Assessing Generative Artificial Intelligence Resilience in assessments

Critically evaluating existing assessments to determine resilience and rethink approach in a context of Generative Artificial Intelligence (GenAI).

Here are five strategies for critically appraising how resilient your assessments are in a generative Artificial Intelligence (GenAI) context and adapting your approach.

Strategy 1

Identify assessment redesign

Engage with the Rethinking assessment strategies in the age of artificial intelligence (AI) resource from Charles Sturt University to identify the considerations you need to make in assessment redesign, including designing for or designing to limit GenAI usage.

Strategy 2

Considerations for common assessment

Engage with this new Assessment and GenAI resource from Charles Sturt University and/or the University of Wollongong resource which highlight how to improve common types of assessment (e.g., quizzes, essays, reflections, presentations and exams) in light of greater access to GenAI.

Strategy 3

Diagnose AI resilience

Use this AI resilience diagnostic from the University of Technology Sydney, which steps you through specific aspects of assessment design which make assessments vulnerable to generative AI use.

Strategy 4

Critically appraise your assessment

Critically appraise your assessment using the Learning Outcomes – Tasks – Marking heuristic from Monash University to decide if you need to design GenAI in or out:

  • Learning outcomes (LOs) refer to the things you want to claim have been learned by students e.g., knowledge, skills, attitudes, competencies, capabilities. LOs a for a specific lesson/teaching interaction will need to be constructively aligned to subject and course level LOs. Questions to ask about your LOs include:
    • does a student need to be able to demonstrate these outcomes without GenAI assistance? If yes, consider designing AI out of assessment.
    • are these LOs difficult to automate? If yes, then consider designing AI out of assessment.
    • who or what am I attributing the learning to (i.e., the student alone, a group of students, or student-AI tool interaction)? If you cannot be sure that students have met the LOs on their own without using GenAI, consider designing AI in.
  • Tasks refer to the environment that students work in to produce evidence of learning. Questions include:
    • can GenAI be easily accessed under assessment task conditions? If your task conditions (unsupervised, unsecure) make it feasible to access gen AI, consider designing it in. If your task conditions make is unfeasible to access gen AI (secure and supervised), then design it out.
    • can I determine who or what produced the work products associated with these tasks? If your task conditions do not make it possible to determine who produced what, then, consider designing AI in.
  • Marking refers to the processes and tools used to validate learning and achievement of learning outcomes. The main question to be asked is:
    • Do my marking procedures mean that I am at risk of ignoring interactions between students and GenAI and making incorrect attributions of who has done the learning? If yes, consider designing AI in.
Strategy 5

Test your assessment/s.

Use a generative AI tool such as Bing Copilot to test your assessment/s.
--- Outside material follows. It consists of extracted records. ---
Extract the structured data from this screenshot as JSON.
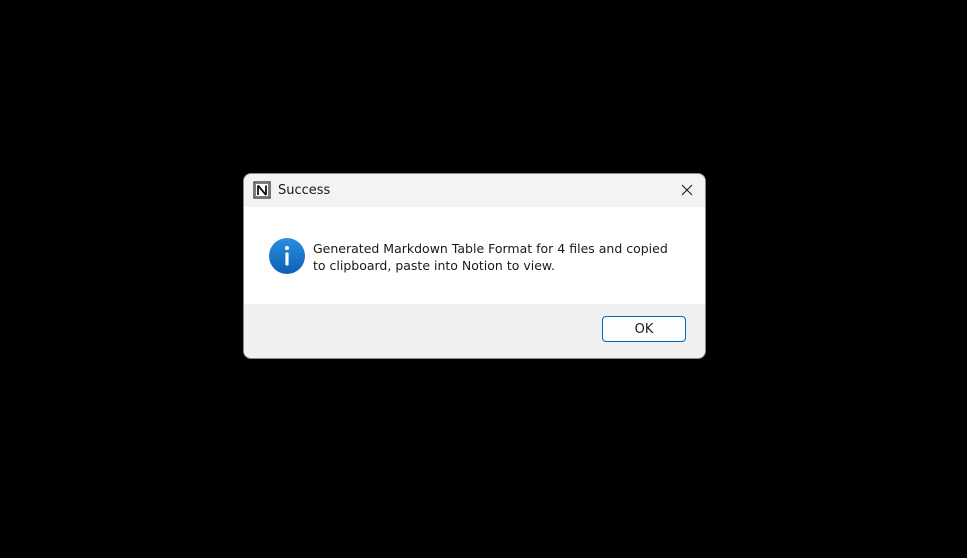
{
  "dialog": {
    "title": "Success",
    "app_icon": "notion-logo-icon",
    "close_icon": "close-icon",
    "info_icon": "info-icon",
    "message": "Generated Markdown Table Format for 4 files and copied to clipboard, paste into Notion to view.",
    "ok_label": "OK"
  },
  "colors": {
    "background": "#000000",
    "titlebar": "#f3f3f3",
    "footer": "#f0f0f0",
    "accent": "#0067c0",
    "info_icon": "#1a7fd4"
  }
}
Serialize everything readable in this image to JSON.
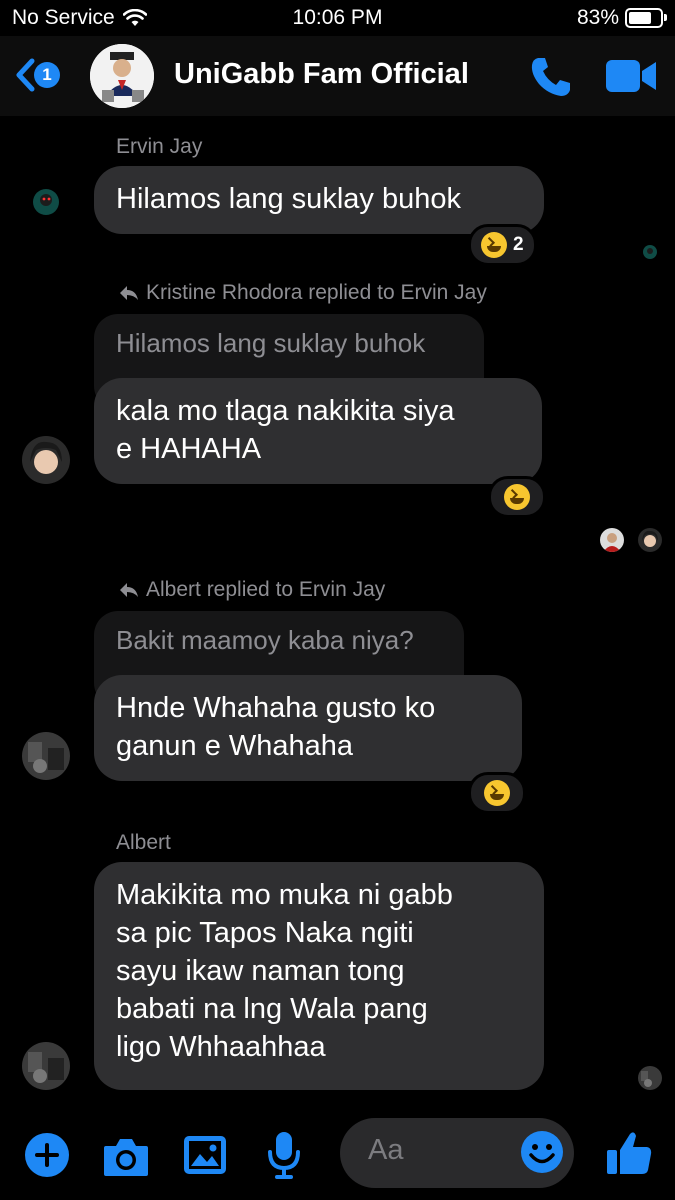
{
  "status_bar": {
    "carrier": "No Service",
    "time": "10:06 PM",
    "battery": "83%",
    "battery_level": 0.83
  },
  "header": {
    "back_badge": "1",
    "title": "UniGabb Fam Official"
  },
  "messages": [
    {
      "sender": "Ervin Jay",
      "text": "Hilamos lang suklay buhok",
      "reaction_count": "2"
    },
    {
      "reply_label": "Kristine Rhodora replied to Ervin Jay",
      "quoted": "Hilamos lang suklay buhok",
      "lines": [
        "kala mo tlaga nakikita siya",
        "e HAHAHA"
      ]
    },
    {
      "reply_label": "Albert replied to Ervin Jay",
      "quoted": "Bakit maamoy kaba niya?",
      "lines": [
        "Hnde Whahaha gusto ko",
        "ganun e Whahaha"
      ]
    },
    {
      "sender": "Albert",
      "lines": [
        "Makikita mo muka ni gabb",
        "sa pic Tapos Naka ngiti",
        "sayu ikaw naman tong",
        "babati na lng Wala pang",
        "ligo Whhaahhaa"
      ]
    }
  ],
  "composer": {
    "placeholder": "Aa"
  },
  "colors": {
    "accent": "#1e88f5",
    "bubble": "#2f2f31",
    "background": "#000000"
  }
}
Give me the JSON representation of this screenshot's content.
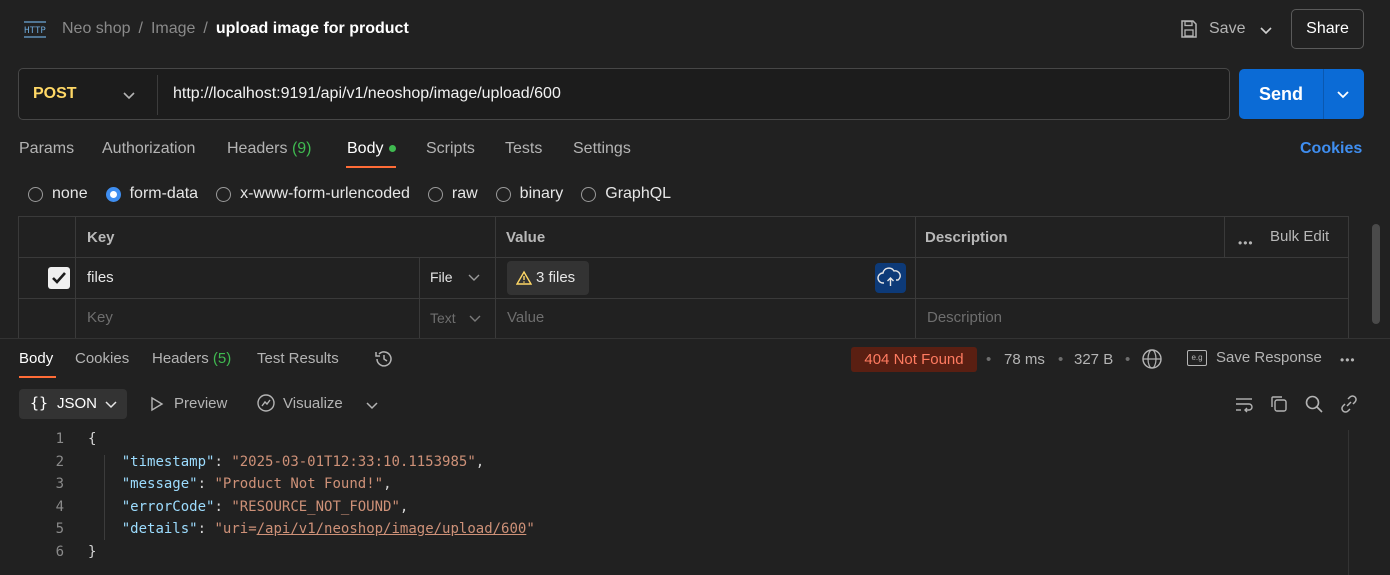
{
  "header": {
    "logo_icon": "http-icon",
    "breadcrumb": [
      "Neo shop",
      "Image",
      "upload image for product"
    ],
    "save_label": "Save",
    "share_label": "Share"
  },
  "request": {
    "method": "POST",
    "url": "http://localhost:9191/api/v1/neoshop/image/upload/600",
    "send_label": "Send"
  },
  "request_tabs": [
    {
      "label": "Params",
      "count": ""
    },
    {
      "label": "Authorization",
      "count": ""
    },
    {
      "label": "Headers",
      "count": "(9)"
    },
    {
      "label": "Body",
      "count": ""
    },
    {
      "label": "Scripts",
      "count": ""
    },
    {
      "label": "Tests",
      "count": ""
    },
    {
      "label": "Settings",
      "count": ""
    }
  ],
  "active_request_tab": "Body",
  "cookies_label": "Cookies",
  "body_types": [
    "none",
    "form-data",
    "x-www-form-urlencoded",
    "raw",
    "binary",
    "GraphQL"
  ],
  "selected_body_type": "form-data",
  "form_table": {
    "headers": {
      "key": "Key",
      "value": "Value",
      "description": "Description",
      "bulk_edit": "Bulk Edit"
    },
    "rows": [
      {
        "checked": true,
        "key": "files",
        "type": "File",
        "value": "3 files",
        "description": ""
      }
    ],
    "placeholder_row": {
      "key": "Key",
      "type": "Text",
      "value": "Value",
      "description": "Description"
    }
  },
  "response_tabs": [
    {
      "label": "Body",
      "count": ""
    },
    {
      "label": "Cookies",
      "count": ""
    },
    {
      "label": "Headers",
      "count": "(5)"
    },
    {
      "label": "Test Results",
      "count": ""
    }
  ],
  "active_response_tab": "Body",
  "response_meta": {
    "status": "404 Not Found",
    "time": "78 ms",
    "size": "327 B",
    "save_response_label": "Save Response"
  },
  "response_toolbar": {
    "format_label": "JSON",
    "preview_label": "Preview",
    "visualize_label": "Visualize"
  },
  "response_body": {
    "line_numbers": [
      "1",
      "2",
      "3",
      "4",
      "5",
      "6"
    ],
    "open_brace": "{",
    "close_brace": "}",
    "fields": [
      {
        "key": "timestamp",
        "value": "2025-03-01T12:33:10.1153985"
      },
      {
        "key": "message",
        "value": "Product Not Found!"
      },
      {
        "key": "errorCode",
        "value": "RESOURCE_NOT_FOUND"
      },
      {
        "key": "details",
        "value_prefix": "uri=",
        "value_link": "/api/v1/neoshop/image/upload/600"
      }
    ]
  },
  "colors": {
    "accent": "#ff6c37",
    "send_button": "#0b6bd6",
    "status_error_bg": "#5a1f12",
    "status_error_text": "#ff7b60"
  }
}
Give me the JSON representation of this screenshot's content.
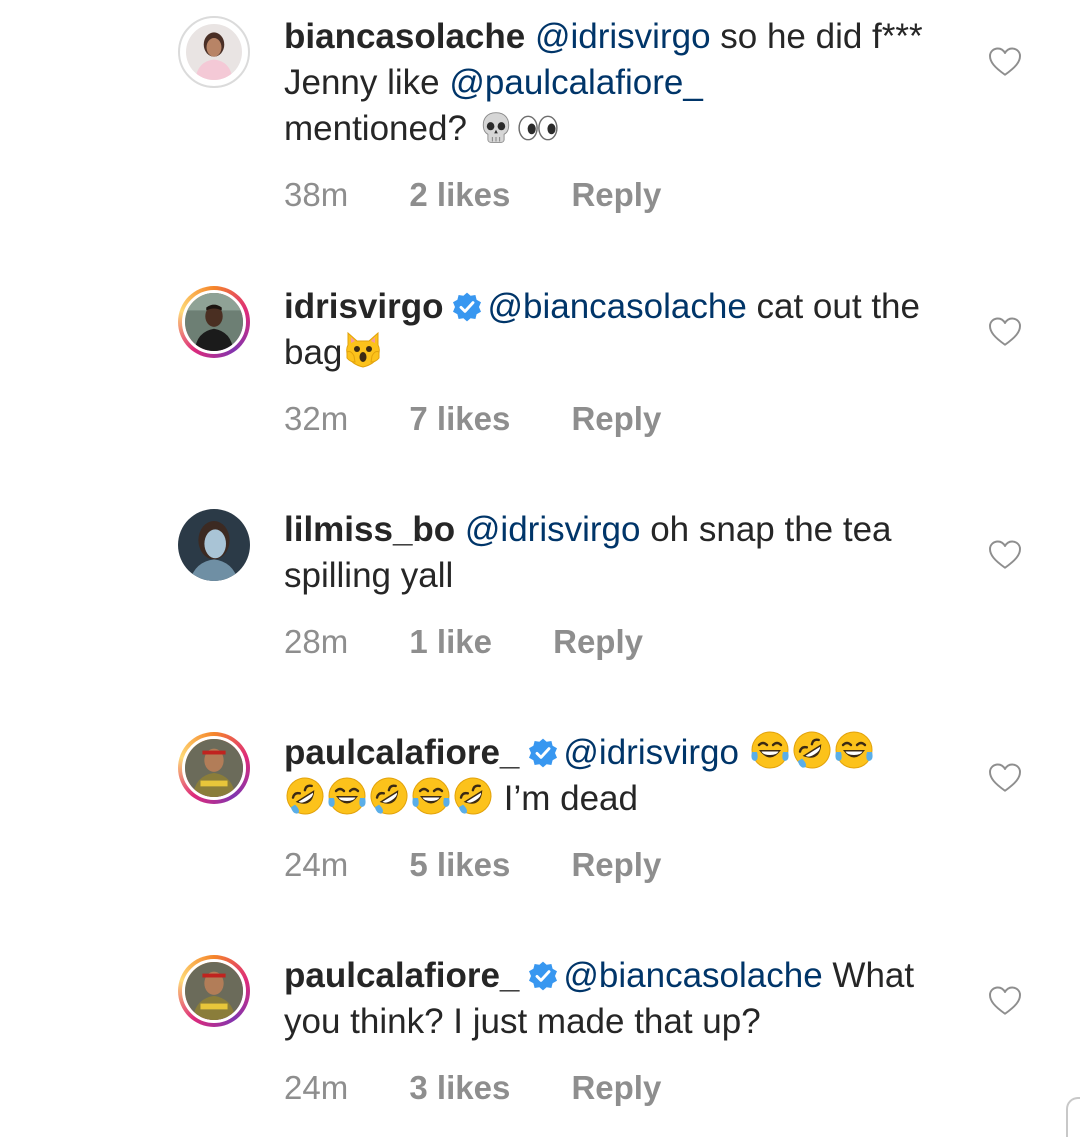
{
  "comments": [
    {
      "username": "biancasolache",
      "verified": false,
      "mention": "@idrisvirgo",
      "text_part1": " so he did f*** Jenny like ",
      "mention2": "@paulcalafiore_",
      "text_part2": " mentioned? ",
      "emoji": [
        "skull-emoji",
        "eyes-emoji"
      ],
      "time": "38m",
      "likes": "2 likes",
      "reply": "Reply"
    },
    {
      "username": "idrisvirgo",
      "verified": true,
      "mention": "@biancasolache",
      "text_part1": " cat out the bag",
      "emoji": [
        "scream-cat-emoji"
      ],
      "time": "32m",
      "likes": "7 likes",
      "reply": "Reply"
    },
    {
      "username": "lilmiss_bo",
      "verified": false,
      "mention": "@idrisvirgo",
      "text_part1": " oh snap the tea spilling yall",
      "time": "28m",
      "likes": "1 like",
      "reply": "Reply"
    },
    {
      "username": "paulcalafiore_",
      "verified": true,
      "mention": "@idrisvirgo",
      "text_part1": " I’m dead",
      "emoji": [
        "joy-emoji",
        "rofl-emoji",
        "joy-emoji",
        "rofl-emoji",
        "joy-emoji",
        "rofl-emoji",
        "joy-emoji",
        "rofl-emoji"
      ],
      "time": "24m",
      "likes": "5 likes",
      "reply": "Reply"
    },
    {
      "username": "paulcalafiore_",
      "verified": true,
      "mention": "@biancasolache",
      "text_part1": " What you think? I just made that up?",
      "time": "24m",
      "likes": "3 likes",
      "reply": "Reply"
    }
  ],
  "colors": {
    "text": "#262626",
    "mention": "#003569",
    "meta": "#8e8e8e",
    "verified": "#3897f0",
    "heart_outline": "#8e8e8e"
  }
}
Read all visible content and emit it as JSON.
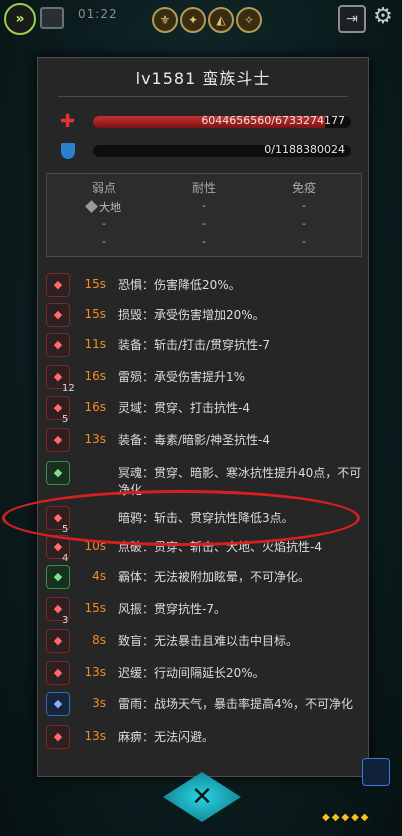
{
  "topbar": {
    "timer": "01:22",
    "fast_forward_glyph": "»",
    "icons": [
      "crest-1-icon",
      "crest-2-icon",
      "crest-3-icon",
      "crest-4-icon"
    ]
  },
  "enemy": {
    "title": "lv1581  蛮族斗士",
    "hp_current": 6044656560,
    "hp_max": 6733274177,
    "hp_text": "6044656560/6733274177",
    "hp_fraction": 0.898,
    "shield_text": "0/1188380024",
    "shield_fraction": 0
  },
  "resist_table": {
    "headers": [
      "弱点",
      "耐性",
      "免疫"
    ],
    "rows": [
      [
        "大地",
        "-",
        "-"
      ],
      [
        "-",
        "-",
        "-"
      ],
      [
        "-",
        "-",
        "-"
      ]
    ]
  },
  "statuses": [
    {
      "icon": "fear-icon",
      "color": "red",
      "stack": "",
      "duration": "15s",
      "text": "恐惧：伤害降低20%。"
    },
    {
      "icon": "damage-break-icon",
      "color": "red",
      "stack": "",
      "duration": "15s",
      "text": "损毁：承受伤害增加20%。"
    },
    {
      "icon": "armor-down-icon",
      "color": "red",
      "stack": "",
      "duration": "11s",
      "text": "装备：斩击/打击/贯穿抗性-7"
    },
    {
      "icon": "thunder-icon",
      "color": "red",
      "stack": "12",
      "duration": "16s",
      "text": "雷殒：承受伤害提升1%"
    },
    {
      "icon": "spirit-field-icon",
      "color": "red",
      "stack": "5",
      "duration": "16s",
      "text": "灵域：贯穿、打击抗性-4"
    },
    {
      "icon": "armor-down-icon",
      "color": "red",
      "stack": "",
      "duration": "13s",
      "text": "装备：毒素/暗影/神圣抗性-4"
    },
    {
      "icon": "underworld-soul-icon",
      "color": "green",
      "stack": "",
      "duration": "",
      "text": "冥魂：贯穿、暗影、寒冰抗性提升40点，不可净化"
    },
    {
      "icon": "dark-crow-icon",
      "color": "red",
      "stack": "5",
      "duration": "",
      "text": "暗鸦：斩击、贯穿抗性降低3点。"
    },
    {
      "icon": "ignite-icon",
      "color": "red",
      "stack": "4",
      "duration": "10s",
      "text": "点破：贯穿、斩击、大地、火焰抗性-4"
    },
    {
      "icon": "overlord-icon",
      "color": "green",
      "stack": "",
      "duration": "4s",
      "text": "霸体：无法被附加眩晕，不可净化。"
    },
    {
      "icon": "wind-shock-icon",
      "color": "red",
      "stack": "3",
      "duration": "15s",
      "text": "风振：贯穿抗性-7。"
    },
    {
      "icon": "blind-icon",
      "color": "red",
      "stack": "",
      "duration": "8s",
      "text": "致盲：无法暴击且难以击中目标。"
    },
    {
      "icon": "slow-icon",
      "color": "red",
      "stack": "",
      "duration": "13s",
      "text": "迟缓：行动间隔延长20%。"
    },
    {
      "icon": "thunder-rain-icon",
      "color": "blue",
      "stack": "",
      "duration": "3s",
      "text": "雷雨：战场天气，暴击率提高4%，不可净化"
    },
    {
      "icon": "paralysis-icon",
      "color": "red",
      "stack": "",
      "duration": "13s",
      "text": "麻痹：无法闪避。"
    }
  ],
  "bottom": {
    "close_glyph": "✕",
    "dots": "◆◆◆◆◆"
  }
}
  1. Visit Bing Copilot and sign in using your Charles Sturt staff account. On the homepage, choose “sign in with a work or school account” to access the protected version (this is the default setting for Charles Sturt).
  2. Prompt Copilot to “do” your assessment.
  3. Mark the generated response/output using your rubric.
  4. Provide the gen AI tool with feedback on the response/output and incorporate the adjustments gen AI makes to enhance the resilience of your assessment.